Bukan Sekadar Rotasi, Ini “Peringatan” Bagi ASN.
Dalam sambutannya yang tegas, Bupati Warsubi menegaskan bahwa era “nyaman di satu posisi” sudah berakhir.
Ia menginginkan adanya penyegaran organisasi untuk memutus rantai stagnansi birokrasi.
“Kami butuh inovasi, bukan sekadar rutinitas. Penempatan ini murni berdasarkan kualifikasi, kompetensi, dan integritas. Tidak ada ruang untuk praktik non-profesional!” tegas Warsubi.
Pejabat yang Dilantik, Total 84 wajah baru dan posisi strategis kini telah terisi, dengan rincian sebagai berikut.
2 Pejabat Pimpinan Tinggi Pratama (Eselon II), dan 28 Pejabat Administrator 54 Pejabat Pengawas, 3 Mandat Utama Bupati untuk “Jombang Maju”
Bupati Warsubi menitipkan tiga pesan kunci yang harus segera dieksekusi oleh para pejabat baru.

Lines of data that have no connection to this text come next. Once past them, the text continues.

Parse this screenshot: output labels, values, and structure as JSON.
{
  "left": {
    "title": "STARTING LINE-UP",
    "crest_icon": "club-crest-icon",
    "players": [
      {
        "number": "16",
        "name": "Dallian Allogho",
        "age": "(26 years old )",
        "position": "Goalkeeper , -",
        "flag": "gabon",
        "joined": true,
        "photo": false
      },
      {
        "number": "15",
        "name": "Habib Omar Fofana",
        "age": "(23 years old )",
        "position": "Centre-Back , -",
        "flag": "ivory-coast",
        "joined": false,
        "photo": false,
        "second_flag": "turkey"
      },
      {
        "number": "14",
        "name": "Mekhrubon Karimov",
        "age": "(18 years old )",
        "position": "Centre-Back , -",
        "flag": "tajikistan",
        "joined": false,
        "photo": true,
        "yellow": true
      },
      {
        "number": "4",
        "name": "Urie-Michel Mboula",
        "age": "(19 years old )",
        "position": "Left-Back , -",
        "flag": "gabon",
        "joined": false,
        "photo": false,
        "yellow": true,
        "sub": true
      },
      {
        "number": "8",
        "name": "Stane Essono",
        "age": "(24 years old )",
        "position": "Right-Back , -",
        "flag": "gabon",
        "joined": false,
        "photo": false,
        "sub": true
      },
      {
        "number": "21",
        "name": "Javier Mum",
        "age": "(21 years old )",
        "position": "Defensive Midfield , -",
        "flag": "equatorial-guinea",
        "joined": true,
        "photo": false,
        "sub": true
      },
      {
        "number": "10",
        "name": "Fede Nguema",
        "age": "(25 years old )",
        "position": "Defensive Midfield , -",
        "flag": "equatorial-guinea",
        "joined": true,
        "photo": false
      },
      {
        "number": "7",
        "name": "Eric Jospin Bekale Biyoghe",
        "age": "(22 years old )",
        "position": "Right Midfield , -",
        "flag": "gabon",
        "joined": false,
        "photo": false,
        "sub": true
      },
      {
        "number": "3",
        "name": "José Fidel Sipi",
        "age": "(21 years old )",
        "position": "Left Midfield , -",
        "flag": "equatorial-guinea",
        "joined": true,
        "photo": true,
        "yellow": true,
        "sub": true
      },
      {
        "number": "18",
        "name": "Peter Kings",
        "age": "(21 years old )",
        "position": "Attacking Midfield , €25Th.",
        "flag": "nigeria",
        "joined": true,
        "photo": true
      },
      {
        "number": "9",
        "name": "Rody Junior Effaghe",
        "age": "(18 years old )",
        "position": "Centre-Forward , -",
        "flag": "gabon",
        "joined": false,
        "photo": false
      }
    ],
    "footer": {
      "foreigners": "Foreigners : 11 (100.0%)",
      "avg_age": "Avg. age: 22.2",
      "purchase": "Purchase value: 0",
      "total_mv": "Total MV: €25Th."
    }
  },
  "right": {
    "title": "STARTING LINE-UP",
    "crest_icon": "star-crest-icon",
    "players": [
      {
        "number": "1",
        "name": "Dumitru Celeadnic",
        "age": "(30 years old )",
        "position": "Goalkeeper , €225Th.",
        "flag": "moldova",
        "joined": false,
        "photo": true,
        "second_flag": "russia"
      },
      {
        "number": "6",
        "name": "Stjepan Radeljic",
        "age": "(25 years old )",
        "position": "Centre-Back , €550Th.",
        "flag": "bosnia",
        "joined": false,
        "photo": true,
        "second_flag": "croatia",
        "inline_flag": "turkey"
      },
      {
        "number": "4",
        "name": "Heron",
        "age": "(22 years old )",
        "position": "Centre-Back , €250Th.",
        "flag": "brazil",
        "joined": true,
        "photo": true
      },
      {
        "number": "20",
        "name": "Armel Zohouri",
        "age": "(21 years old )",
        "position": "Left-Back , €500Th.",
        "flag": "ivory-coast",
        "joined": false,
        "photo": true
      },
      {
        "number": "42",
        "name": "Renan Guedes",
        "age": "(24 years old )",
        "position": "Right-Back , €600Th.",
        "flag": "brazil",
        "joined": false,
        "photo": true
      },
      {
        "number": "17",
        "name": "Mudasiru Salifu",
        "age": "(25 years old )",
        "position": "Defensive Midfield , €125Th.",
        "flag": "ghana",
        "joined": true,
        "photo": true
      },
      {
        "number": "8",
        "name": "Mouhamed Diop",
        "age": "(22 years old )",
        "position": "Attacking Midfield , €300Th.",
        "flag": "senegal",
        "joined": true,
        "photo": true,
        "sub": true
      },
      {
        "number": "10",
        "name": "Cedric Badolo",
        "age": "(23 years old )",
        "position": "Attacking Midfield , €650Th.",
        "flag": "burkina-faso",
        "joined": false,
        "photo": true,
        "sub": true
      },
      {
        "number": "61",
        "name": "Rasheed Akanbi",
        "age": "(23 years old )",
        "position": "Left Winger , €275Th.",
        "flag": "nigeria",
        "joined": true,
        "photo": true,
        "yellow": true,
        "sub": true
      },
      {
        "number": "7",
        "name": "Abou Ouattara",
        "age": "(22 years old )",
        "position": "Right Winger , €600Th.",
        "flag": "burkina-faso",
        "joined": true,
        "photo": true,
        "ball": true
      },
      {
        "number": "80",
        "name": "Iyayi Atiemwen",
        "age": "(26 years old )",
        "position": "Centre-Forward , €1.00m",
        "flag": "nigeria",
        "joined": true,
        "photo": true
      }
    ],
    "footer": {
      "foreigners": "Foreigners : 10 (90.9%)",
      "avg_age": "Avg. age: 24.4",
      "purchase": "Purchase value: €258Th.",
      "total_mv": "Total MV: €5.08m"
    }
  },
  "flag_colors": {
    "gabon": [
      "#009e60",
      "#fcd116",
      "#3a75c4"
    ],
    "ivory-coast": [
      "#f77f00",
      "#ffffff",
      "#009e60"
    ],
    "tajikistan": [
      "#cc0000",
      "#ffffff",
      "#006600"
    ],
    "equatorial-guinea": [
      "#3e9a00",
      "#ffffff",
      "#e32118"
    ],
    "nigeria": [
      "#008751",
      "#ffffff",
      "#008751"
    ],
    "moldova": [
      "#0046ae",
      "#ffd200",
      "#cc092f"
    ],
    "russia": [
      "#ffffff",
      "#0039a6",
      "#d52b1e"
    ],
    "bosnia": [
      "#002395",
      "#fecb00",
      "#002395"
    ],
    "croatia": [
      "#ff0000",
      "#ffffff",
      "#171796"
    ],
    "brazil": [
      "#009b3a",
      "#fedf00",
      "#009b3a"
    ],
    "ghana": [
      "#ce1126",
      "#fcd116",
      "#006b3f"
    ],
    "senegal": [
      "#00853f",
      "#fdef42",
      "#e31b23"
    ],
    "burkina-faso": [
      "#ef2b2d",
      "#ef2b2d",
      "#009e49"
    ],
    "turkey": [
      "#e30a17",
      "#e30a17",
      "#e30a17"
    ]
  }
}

(1) Pelayanan Tanpa Ribet: Cepat, mudah, transparan, dan wajib berorientasi pada kepentingan rakyat. (2) Super Team, Bukan Super Man: Memperkuat kolaborasi lintas sektor untuk melahirkan inovasi baru. (3) Pemimpin Adalah Teladan: Pejabat harus menjadi contoh dalam disiplin dan etika kerja.
Bupati juga memberikan peringatan keras. Jabatan baru ini bukanlah “kursi empuk” yang permanen. Pemkab Jombang akan melakukan evaluasi berkala yang terukur.
“Bagi yang berprestasi, apresiasi menanti. Namun, bagi yang tidak menunjukkan kinerja dan integritas, kami tidak segan mengambil tindakan tegas sesuai aturan,” pungkas Bupati.
Langkah strategis ini diharapkan menjadi batu loncatan besar demi mewujudkan visi besar. “Mewujudkan Jombang Maju dan Sejahtera untuk Semua”.